A Frechet mean (or barycenter) is a generalization of the arithmetic
mean in a non linear space such as the one of persistence diagrams.
Given a set of persistence diagrams :math:`\mu_1 \dots \mu_n`, it is
defined as a minimizer of the variance functional, that is of
:math:`\mu \mapsto \sum_{i=1}^n d_2(\mu,\mu_i)^2`.
where :math:`d_2` denotes the Wasserstein-2 distance between
persistence diagrams.
It is known to exist and is generically unique. However, an exact
computation is in general untractable. Current implementation
available is based on (Turner et al., 2014),
:cite:`turner2014frechet`
and uses an EM-scheme to
provide a local minimum of the variance functional (somewhat similar
to the Lloyd algorithm to estimate a solution to the k-means
problem).
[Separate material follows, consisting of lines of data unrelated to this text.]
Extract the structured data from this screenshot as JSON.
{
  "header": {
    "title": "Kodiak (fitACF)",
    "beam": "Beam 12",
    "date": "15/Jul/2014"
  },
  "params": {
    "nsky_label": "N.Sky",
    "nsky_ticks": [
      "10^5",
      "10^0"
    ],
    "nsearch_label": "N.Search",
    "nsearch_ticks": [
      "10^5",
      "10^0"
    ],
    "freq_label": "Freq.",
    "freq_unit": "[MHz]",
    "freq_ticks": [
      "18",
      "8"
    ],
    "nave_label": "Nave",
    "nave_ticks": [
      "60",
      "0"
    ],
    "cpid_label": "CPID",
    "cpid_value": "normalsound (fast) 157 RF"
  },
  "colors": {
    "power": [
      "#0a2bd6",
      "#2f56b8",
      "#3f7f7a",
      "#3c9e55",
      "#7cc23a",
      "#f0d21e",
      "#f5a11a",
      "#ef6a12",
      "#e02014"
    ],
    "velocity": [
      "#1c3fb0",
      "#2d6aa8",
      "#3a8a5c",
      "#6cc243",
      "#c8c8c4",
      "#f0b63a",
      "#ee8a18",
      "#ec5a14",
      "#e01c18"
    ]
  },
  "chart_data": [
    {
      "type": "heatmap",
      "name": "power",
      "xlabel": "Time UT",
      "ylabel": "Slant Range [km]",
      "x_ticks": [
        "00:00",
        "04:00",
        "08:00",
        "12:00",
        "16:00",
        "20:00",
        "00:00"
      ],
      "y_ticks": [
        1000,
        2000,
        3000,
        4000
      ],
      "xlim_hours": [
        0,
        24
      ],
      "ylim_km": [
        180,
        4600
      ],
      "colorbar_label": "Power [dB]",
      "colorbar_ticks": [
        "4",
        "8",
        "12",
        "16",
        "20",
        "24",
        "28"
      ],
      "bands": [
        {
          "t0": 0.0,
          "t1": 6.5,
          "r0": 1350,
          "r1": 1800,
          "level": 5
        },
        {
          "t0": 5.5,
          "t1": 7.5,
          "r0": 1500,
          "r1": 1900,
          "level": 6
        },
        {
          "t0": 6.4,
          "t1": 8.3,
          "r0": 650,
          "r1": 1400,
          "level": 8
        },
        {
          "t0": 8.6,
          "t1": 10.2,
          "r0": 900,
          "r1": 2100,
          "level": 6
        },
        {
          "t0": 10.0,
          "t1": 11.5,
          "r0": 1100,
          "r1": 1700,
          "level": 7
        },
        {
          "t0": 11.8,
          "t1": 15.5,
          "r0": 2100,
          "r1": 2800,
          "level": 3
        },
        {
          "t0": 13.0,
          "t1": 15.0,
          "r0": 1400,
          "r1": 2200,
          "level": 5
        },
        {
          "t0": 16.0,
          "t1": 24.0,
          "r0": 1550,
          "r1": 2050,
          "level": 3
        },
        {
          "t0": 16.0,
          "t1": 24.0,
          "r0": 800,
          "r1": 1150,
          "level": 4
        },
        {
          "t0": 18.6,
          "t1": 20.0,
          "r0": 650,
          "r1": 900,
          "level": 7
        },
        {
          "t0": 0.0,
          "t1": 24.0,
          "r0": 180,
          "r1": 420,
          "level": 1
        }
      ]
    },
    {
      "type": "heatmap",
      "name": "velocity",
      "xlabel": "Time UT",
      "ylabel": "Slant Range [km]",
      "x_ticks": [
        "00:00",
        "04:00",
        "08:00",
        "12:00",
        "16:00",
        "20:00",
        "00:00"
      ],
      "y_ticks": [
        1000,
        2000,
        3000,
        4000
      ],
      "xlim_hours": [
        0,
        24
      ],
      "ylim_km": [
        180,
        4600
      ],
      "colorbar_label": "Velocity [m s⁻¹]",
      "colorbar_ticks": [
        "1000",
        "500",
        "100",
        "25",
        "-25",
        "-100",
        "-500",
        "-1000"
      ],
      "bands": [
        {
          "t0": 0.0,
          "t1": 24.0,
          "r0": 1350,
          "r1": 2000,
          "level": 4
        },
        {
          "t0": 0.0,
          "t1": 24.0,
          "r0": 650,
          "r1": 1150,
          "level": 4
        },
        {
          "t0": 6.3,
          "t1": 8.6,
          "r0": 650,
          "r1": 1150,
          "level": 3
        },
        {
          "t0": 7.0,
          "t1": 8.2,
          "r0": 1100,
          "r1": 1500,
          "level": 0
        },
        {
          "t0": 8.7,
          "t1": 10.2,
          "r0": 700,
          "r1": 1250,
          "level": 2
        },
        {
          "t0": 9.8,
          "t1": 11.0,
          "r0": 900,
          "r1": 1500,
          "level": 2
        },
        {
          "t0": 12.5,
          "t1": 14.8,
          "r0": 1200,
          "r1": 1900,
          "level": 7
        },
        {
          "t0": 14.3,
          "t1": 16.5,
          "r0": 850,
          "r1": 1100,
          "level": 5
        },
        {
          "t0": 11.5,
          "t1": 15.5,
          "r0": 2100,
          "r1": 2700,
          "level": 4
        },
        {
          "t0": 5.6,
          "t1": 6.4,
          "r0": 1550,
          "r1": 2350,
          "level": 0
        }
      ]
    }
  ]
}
The local minimum returned depends on the initialization of
the barycenter.
The combinatorial structure of the algorithm limits its
performances on large scale problems (thousands of diagrams and of points
per diagram).

.. figure::
     ./img/barycenter.png
     :figclass: align-center

     Illustration of Frechet mean between persistence
     diagrams.


.. autofunction:: gudhi.wasserstein.barycenter.lagrangian_barycenter

Basic example
*************

This example estimates the Frechet mean (aka Wasserstein barycenter) between
four persistence diagrams.
It is initialized on the 4th diagram.
As the algorithm is not convex, its output depends on the initialization and
is only a local minimum of the objective function.
Initialization can be either given as an integer (in which case the i-th
diagram of the list is used as initial estimate) or as a diagram.
If None, it will randomly select one of the diagrams of the list
as initial estimate.
Note that persistence diagrams must be submitted as
(n x 2) numpy arrays and must not contain inf values.


.. testcode::

    from gudhi.wasserstein.barycenter import lagrangian_barycenter
    import numpy as np

    dg1 = np.array([[0.2, 0.5]])
    dg2 = np.array([[0.2, 0.7]])
    dg3 = np.array([[0.3, 0.6], [0.7, 0.8], [0.2, 0.3]])
    dg4 = np.array([])
    pdiagset = [dg1, dg2, dg3, dg4]
    bary = lagrangian_barycenter(pdiagset=pdiagset,init=3)

    message = "Wasserstein barycenter estimated:"
    print(message)
    print(bary)

The output is:

.. testoutput::

    Wasserstein barycenter estimated:
    [[0.27916667 0.55416667]
     [0.7375     0.7625    ]
     [0.2375     0.2625    ]]

Tutorial
********

This
`notebook <https://github.com/GUDHI/TDA-tutorial/blob/master/Tuto-GUDHI-Barycenters-of-persistence-diagrams.ipynb>`_
presents the concept of barycenter, or Fréchet mean, of a family of persistence diagrams.